Most people think of Google Sheets as a place to track budgets or manage project timelines. Turns out, it’s also been quietly powering a global espionage operation.
Google just announced it dismantled a sophisticated cyberattack campaign called GRIDTIDE, run by a China-affiliated hacker group known as UNC2814. And the tool at the center of it all? A regular spreadsheet app you probably use every week.
Hackers Built a Backdoor Using the Google Sheets API
Here’s where things get genuinely clever, in a deeply unsettling way.
UNC2814 didn’t infect computers with traditional malware. Instead, they exploited the Google Sheets application programming interface (API) — the same interface that lets developers connect Sheets to other apps and services — to create a covert communication channel.
Through this backdoor, the group quietly harvested usernames, hostnames, and IP addresses from compromised systems. No dramatic ransomware. No obvious theft. Just silent, patient data collection hiding inside a tool that looks completely normal on any network.
GRIDTIDE Ran for Two Years Across 42 Countries
Google’s Threat Intelligence Group, which includes the Mandiant cybersecurity team acquired back in 2022, traced the GRIDTIDE operation back to 2023. By the time it was dismantled, the campaign had reached confirmed victims in 42 nations, with 20 additional countries suspected as targets.
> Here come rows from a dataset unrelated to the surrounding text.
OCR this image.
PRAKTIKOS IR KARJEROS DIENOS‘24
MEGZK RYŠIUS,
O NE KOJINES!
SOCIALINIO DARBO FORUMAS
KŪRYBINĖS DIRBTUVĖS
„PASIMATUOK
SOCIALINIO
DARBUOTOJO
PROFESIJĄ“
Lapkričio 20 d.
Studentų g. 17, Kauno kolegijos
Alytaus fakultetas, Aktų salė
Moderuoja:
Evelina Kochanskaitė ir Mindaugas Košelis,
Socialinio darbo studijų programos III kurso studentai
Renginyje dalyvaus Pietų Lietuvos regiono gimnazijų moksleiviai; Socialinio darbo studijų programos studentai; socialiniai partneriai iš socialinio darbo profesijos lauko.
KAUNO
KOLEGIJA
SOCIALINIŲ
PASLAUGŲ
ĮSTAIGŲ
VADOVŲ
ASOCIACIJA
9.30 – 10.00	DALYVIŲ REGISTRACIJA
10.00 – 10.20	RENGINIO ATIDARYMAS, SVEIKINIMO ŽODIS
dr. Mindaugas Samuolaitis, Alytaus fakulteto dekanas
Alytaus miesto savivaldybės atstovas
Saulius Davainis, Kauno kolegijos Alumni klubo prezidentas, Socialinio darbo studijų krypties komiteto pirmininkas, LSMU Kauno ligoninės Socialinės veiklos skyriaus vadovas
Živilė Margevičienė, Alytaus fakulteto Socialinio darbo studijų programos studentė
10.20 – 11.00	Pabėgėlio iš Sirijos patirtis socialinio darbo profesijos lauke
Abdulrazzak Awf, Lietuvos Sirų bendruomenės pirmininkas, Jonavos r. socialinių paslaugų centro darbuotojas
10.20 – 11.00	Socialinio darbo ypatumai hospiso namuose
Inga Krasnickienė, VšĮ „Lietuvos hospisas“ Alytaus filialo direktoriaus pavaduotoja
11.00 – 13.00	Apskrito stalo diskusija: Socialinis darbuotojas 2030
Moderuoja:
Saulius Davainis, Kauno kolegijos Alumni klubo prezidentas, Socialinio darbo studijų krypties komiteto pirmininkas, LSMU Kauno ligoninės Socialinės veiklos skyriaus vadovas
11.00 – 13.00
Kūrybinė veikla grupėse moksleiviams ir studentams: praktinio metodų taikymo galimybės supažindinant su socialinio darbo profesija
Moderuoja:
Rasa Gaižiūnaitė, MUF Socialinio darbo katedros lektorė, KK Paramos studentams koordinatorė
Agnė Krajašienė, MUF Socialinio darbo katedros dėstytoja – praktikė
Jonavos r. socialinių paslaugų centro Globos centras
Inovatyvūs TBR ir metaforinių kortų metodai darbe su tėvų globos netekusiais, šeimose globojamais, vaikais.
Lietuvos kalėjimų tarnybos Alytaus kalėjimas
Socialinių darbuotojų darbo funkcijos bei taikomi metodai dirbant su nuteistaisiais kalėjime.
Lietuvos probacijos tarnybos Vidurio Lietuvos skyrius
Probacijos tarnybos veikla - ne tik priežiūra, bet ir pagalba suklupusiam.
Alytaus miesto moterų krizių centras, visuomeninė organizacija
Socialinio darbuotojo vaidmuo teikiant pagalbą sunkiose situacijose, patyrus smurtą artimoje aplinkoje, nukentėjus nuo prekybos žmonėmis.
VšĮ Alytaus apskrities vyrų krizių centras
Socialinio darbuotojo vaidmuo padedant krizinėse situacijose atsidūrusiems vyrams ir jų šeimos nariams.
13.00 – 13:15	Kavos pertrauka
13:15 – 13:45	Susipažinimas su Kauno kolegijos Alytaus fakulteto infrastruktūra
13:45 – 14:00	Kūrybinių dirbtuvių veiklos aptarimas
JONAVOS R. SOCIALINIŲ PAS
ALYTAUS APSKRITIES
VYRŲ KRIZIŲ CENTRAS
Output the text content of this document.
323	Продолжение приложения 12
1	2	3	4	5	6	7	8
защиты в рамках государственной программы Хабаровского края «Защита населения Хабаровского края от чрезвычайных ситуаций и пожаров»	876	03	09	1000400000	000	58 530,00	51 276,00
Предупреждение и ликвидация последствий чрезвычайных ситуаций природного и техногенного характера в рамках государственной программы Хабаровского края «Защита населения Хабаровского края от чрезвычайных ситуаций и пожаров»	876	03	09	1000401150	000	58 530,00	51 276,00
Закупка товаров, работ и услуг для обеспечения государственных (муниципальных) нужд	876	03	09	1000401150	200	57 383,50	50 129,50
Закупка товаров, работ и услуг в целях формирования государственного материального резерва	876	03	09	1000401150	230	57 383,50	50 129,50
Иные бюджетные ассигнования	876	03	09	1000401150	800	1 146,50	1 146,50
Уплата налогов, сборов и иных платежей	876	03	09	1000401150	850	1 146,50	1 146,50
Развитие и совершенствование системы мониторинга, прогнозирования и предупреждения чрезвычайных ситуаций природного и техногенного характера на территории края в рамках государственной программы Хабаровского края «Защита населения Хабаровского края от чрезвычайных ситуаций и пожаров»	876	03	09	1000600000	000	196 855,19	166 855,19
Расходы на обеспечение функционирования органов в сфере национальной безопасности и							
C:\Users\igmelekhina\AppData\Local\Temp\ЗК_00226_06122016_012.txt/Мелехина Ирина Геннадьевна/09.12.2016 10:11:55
Fifty-three specific organizations were hit. The primary targets were telecommunications companies and government agencies — exactly the kind of institutions that hold sensitive communications infrastructure and national security data.
Google describes UNC2814 as having operated for nearly a decade. So the scale of GRIDTIDE isn’t surprising. “This prolific scope is likely the result of a decade of concentrated effort,” the report notes.
Why State-Sponsored Espionage Loves Familiar Tools

This attack wasn’t about stealing money or crashing systems. It was pure intelligence gathering — the kind of long-game, low-noise operation that state-sponsored groups excel at.
That’s what makes GRIDTIDE so interesting from a security perspective. By routing activity through Google Sheets, attackers blended into normal business traffic. Security teams scanning for suspicious behavior would see familiar API calls, not obvious red flags.
It’s a reminder that threat actors don’t always need exotic, custom-built tools. Sometimes the most dangerous weapon is the one everyone already trusts.
Google Has Shut It Down — For Now

The good news is GRIDTIDE appears to be offline. Google’s Threat Intelligence Group shut down the accounts used to run the operation, along with the supporting domains and underlying infrastructure. Affected victims received formal notifications.
Whether UNC2814 rebuilds something similar using a different platform is the obvious follow-up question. Groups with a decade of operational experience don’t typically walk away after one takedown.
Still, disrupting an active espionage campaign spanning dozens of countries is a meaningful win. And it shows that tech companies actively monitoring their own platforms for abuse can catch threats that traditional security tools might miss.
The lesson here isn’t to stop using Google Sheets. It’s that no tool is too ordinary to become an attack vector — and that the most sophisticated threats often hide in plain sight.